Der Vater starrte ihn an. „Gärtner? Mit d e m Numerus clausus?“
Auch die Mutter wunderte sich und konnte nur schwer ihre Enttäuschung verbergen.
„Ich will Gärtner werden. Das wißt ihr doch schon seit Jahren.“
Ja, Uwe hatte irgendwann einmal davon gesprochen, daß es sein Traum wäre, in einer Gärtnerei zu arbeiten. Aber damals war er noch ein Kind. Kinder haben viele Träume. Uwes Vater erinnerte sich daran, daß er als Junge Astronaut werden wollte. Oder wenigstens Pilot oder Rennfahrer. Jetzt verdiente er als Steuerberater sein Geld.
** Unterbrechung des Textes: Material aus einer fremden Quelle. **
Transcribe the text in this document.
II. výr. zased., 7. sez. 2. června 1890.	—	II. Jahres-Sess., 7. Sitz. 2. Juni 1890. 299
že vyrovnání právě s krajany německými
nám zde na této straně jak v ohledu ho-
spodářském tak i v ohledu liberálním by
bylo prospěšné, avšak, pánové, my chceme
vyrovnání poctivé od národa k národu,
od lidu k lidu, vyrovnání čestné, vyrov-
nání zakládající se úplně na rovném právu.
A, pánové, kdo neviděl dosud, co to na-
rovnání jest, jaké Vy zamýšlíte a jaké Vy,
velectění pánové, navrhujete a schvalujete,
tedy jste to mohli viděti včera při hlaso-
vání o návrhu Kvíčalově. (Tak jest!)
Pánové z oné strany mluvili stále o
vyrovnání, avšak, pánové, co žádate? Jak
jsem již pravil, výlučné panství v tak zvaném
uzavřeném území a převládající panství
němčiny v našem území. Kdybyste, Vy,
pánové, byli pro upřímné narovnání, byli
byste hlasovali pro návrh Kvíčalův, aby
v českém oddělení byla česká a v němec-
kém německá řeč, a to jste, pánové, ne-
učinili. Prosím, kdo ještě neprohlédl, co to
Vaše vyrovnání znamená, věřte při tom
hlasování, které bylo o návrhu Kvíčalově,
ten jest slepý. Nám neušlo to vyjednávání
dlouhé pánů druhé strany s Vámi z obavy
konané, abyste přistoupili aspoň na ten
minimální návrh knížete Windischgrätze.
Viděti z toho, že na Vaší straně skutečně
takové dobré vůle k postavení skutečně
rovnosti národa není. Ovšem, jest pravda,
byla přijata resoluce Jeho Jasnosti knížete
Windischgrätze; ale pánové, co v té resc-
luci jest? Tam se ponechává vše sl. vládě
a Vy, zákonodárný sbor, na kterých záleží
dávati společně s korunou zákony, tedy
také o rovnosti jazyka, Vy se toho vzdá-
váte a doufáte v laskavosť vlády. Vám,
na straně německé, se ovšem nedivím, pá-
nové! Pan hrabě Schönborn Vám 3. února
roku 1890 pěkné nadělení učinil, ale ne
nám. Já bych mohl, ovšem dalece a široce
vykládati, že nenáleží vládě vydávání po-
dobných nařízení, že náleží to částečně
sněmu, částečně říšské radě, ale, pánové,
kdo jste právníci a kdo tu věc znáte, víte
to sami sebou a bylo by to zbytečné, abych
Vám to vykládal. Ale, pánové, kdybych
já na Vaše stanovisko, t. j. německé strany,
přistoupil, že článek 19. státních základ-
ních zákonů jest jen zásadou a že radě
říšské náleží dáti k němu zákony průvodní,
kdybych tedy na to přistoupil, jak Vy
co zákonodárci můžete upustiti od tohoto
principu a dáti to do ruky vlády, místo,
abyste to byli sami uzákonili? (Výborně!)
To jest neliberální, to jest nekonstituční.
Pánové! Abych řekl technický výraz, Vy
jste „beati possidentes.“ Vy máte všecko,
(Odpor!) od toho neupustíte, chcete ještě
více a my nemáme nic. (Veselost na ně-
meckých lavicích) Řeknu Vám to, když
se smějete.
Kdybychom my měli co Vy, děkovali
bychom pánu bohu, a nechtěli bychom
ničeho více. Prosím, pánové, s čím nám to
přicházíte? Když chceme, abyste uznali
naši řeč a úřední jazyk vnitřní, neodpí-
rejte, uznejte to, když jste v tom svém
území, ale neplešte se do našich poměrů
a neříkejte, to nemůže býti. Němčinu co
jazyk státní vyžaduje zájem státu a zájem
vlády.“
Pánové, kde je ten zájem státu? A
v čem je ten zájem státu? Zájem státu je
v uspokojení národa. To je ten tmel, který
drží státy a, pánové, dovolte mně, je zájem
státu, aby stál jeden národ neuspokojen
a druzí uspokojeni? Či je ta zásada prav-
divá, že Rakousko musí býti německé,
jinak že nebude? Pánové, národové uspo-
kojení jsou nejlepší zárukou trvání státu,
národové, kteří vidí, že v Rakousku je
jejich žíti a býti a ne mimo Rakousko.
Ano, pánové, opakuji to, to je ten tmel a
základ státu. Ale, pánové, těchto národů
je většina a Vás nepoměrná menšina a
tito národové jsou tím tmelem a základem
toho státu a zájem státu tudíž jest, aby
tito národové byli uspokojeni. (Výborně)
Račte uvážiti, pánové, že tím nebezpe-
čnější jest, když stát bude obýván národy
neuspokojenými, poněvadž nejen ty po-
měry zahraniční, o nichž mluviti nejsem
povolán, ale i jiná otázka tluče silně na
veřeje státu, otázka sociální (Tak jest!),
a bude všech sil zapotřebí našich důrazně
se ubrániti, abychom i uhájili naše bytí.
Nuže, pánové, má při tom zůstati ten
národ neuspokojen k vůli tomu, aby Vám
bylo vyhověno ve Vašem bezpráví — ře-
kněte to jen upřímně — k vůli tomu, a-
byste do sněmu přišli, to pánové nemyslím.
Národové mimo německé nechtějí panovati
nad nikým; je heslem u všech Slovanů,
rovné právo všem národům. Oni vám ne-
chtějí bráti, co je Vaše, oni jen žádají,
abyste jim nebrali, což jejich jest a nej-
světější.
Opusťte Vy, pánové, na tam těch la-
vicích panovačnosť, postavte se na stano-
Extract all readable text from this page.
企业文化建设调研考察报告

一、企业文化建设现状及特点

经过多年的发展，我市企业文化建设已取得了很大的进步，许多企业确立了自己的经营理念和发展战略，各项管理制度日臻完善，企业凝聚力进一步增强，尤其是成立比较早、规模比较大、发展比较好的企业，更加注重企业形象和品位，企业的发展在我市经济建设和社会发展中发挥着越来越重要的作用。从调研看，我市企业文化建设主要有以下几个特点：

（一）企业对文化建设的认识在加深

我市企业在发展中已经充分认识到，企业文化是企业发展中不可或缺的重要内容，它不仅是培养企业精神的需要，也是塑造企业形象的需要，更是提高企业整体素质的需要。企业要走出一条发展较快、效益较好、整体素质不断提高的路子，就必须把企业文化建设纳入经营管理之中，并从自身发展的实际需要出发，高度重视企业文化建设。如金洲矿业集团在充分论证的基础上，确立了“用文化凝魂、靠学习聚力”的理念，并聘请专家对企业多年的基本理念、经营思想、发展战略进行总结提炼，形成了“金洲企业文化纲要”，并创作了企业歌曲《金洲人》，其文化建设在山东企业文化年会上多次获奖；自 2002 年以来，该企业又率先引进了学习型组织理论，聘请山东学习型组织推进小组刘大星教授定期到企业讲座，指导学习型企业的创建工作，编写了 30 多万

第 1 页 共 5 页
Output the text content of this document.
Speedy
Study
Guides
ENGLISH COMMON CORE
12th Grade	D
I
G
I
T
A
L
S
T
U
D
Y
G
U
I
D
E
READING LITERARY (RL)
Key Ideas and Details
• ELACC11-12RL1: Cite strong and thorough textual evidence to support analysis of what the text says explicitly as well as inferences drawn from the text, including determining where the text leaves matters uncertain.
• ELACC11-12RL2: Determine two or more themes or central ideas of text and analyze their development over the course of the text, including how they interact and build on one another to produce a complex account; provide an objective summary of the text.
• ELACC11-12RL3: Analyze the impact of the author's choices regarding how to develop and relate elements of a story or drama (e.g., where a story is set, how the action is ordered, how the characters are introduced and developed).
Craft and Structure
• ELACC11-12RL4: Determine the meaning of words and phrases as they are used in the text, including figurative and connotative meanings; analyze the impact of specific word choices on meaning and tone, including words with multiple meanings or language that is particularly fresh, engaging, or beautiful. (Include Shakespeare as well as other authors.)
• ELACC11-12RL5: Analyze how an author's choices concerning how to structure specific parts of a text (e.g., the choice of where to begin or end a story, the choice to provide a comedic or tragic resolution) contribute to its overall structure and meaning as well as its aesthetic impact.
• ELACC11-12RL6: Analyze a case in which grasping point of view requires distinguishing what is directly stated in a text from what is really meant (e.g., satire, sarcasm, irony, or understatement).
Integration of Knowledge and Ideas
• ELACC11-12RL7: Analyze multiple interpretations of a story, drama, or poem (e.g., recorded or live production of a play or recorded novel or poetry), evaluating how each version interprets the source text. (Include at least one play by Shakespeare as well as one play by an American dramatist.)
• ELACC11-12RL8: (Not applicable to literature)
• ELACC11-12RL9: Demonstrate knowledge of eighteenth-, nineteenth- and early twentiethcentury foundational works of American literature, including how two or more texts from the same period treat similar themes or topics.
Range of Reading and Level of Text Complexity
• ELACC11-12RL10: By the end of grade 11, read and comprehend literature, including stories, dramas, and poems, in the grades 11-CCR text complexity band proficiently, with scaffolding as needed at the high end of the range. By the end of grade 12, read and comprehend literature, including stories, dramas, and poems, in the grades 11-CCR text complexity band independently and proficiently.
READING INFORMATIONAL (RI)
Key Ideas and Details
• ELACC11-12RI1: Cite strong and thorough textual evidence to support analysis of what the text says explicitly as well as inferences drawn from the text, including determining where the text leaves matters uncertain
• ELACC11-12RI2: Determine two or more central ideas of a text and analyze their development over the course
Kinderträume! „Du wirst auf jeden Fall studieren“, erklärte der Vater, „von mir aus Gartenbauarchitektur oder Landschaftspflege, wenn du unbedingt in diese Richtung gehen willst.“
„Ich werde eine Lehre als Gärtner machen.“ Uwes Stimme klang fest. „Vielleicht spezialisiere ich mich später einmal, aber im Augenblick möchte ich nichts weiter, als ganz normal von der Pieke auf den Beruf des Gärtners erlernen.“ Dabei blieb er auch in den folgenden Tagen und Wochen. Da halfen alle Überredungskünste seiner Eltern nichts. Uwe begann mit der Lehre.
„Schuld sind nur diese blöden Stacheldinger.“ Der Vater spürte plötzlich eine ohnmächtige Wut auf alle Kakteen. Man mußte sie ausrotten, mit Stumpf und Stil mußte man sie vernichten. Und das tat er dann auch. Als Uwe am Abend nach Hause kam, fand er seine Schützlinge zerquetscht und zerhackt im Mülleimer. Der Vater hatte ganze Arbeit geleistet.
Da packte Uwe seinen Koffer und ging.
Die Mutter weinte.
Der Vater sagte: „Der kommt schon wieder.“
Aber Uwe kam nicht wieder.
Wochen vergingen.
„Du mußt ihn zurückholen“, sagte die Mutter. Sie litt unter der Trennung.
„Er wird schon von alleine kommen.“ Doch Uwes Vater glaubte inzwischen selbst nicht mehr daran. Es gelang ihm immer weniger, seine Gewissensbisse zu verdrängen.
Weihnachten kam.
„Wir können doch nicht ohne unseren Uwe Weihnachten feiern.“ Die Mutter weinte.
Der Vater nickte. „Nein, ohne ihn können wir nicht feiern.“
Am 24. Dezember machte er sich auf den Weg zu seinem Sohn. Er klingelte an Uwes Tür.
„Du?“
„Ich habe dir etwas mitgebracht.“ Der Vater stellte einen Weihnachtskaktus auf Uwes Tisch.
Die beiden Männer lächelten sich an.
Es wurde ein schönes Weihnachtsfest.